Schematic of the SMR-MR Process
In this study, an optimal design and operating setpoints for key process variables were found by performing a large-scale, nonlinear-constrained optimization of the plant considering a techno-economic analysis of a Palladium membrane reactor (Pd-MR). The flowsheet describing the novel design can be found in the Figure above. The economics were modeled by formalizing the plant’s cost in terms of the total annual costs (TAC), which comprises the annuitized total module costs of the plant (CTM), as well as the cost of manufacturing. In addition, the operational costs were formalized in terms of direct manufacturing costs (DMC) which take into consideration the sum of annual raw materials, utilities, wastewater treatment and eventual membrane replacements if applicable.
Description of Variables and Dataset#
Inputs (features):
Natural Gas Feed (kmol/h) — main hydrocarbon feed rate
Steam Feed (kmol/h) — steam co-feedrate (affects S/C ratio)
Temperature (°C) — reactor/operating temperature
Outputs (targets / labels):
Total Annual Cost (TAC) \([\$/h]\) — total annualized cost proxy
Hydrogen Production \([Nm^3/h]\) — \(H_2\) production rate
CO in Tail Gas [fraction] — CO mol fraction in the tail gas
Data file: smr_mr_dataset.xlsx (single sheet named “data”).

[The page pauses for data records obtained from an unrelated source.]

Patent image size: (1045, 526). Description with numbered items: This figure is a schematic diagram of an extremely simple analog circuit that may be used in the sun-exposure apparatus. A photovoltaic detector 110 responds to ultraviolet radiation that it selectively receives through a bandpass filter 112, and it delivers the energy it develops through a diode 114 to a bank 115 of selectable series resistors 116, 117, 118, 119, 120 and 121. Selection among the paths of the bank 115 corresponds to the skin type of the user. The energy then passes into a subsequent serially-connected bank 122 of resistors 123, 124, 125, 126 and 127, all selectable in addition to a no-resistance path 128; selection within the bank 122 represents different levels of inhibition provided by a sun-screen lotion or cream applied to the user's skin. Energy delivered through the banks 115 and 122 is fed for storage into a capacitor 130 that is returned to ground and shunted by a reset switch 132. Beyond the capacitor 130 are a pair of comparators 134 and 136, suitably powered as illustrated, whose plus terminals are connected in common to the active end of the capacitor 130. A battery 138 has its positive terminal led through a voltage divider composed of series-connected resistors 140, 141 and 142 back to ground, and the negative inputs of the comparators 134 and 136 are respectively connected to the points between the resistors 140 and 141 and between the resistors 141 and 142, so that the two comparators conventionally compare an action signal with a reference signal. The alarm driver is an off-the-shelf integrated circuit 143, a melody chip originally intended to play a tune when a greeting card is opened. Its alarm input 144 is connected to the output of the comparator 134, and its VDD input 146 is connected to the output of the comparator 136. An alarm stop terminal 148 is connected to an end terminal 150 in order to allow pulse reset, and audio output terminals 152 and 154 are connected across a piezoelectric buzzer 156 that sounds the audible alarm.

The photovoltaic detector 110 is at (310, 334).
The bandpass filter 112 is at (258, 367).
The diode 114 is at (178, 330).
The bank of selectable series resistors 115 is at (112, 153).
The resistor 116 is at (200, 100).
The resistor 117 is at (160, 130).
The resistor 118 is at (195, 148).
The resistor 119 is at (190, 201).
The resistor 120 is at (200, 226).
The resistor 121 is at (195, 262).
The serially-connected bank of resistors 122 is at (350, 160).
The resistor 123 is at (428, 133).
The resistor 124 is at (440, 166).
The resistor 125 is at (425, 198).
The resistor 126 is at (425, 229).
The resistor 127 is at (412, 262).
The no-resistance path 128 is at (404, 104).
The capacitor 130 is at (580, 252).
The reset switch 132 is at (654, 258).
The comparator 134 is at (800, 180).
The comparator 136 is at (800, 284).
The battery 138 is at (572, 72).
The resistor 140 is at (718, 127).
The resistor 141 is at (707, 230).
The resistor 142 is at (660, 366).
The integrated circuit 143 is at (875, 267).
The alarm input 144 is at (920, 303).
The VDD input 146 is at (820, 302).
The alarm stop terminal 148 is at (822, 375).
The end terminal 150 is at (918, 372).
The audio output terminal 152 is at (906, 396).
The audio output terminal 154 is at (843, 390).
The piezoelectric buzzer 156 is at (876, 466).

All units follow the dataset as provided. For definitions and context on TAC and SMR–MR performance indicators, please see this article if interested.
Using the provided dataset, build three separate regression models (one per target: TAC, CO, \(H_2\)) to predict outputs from inputs. Use scikit-learn and a machine learning model of your own choosing for each target.
You should:
Formalize the ML problem (features, targets, assumptions).
Load and inspect the dataset; perform basic analysis of the data (distributions, correlations, unit checks).
Define and justify your data split (train/test).
Build pipelines (preprocessing + regressor).
Train/validate one model per target (TAC, CO, \(H_2\). You may choose different algorithms per target. Your choice.
Evaluate with MAE, RMSE, and \(R^2\) on the held‑out test set; include residual and predicted‑vs‑true plots.
Provide a short discussion: model choice rationale, performance, physical sanity‑checks, limitations.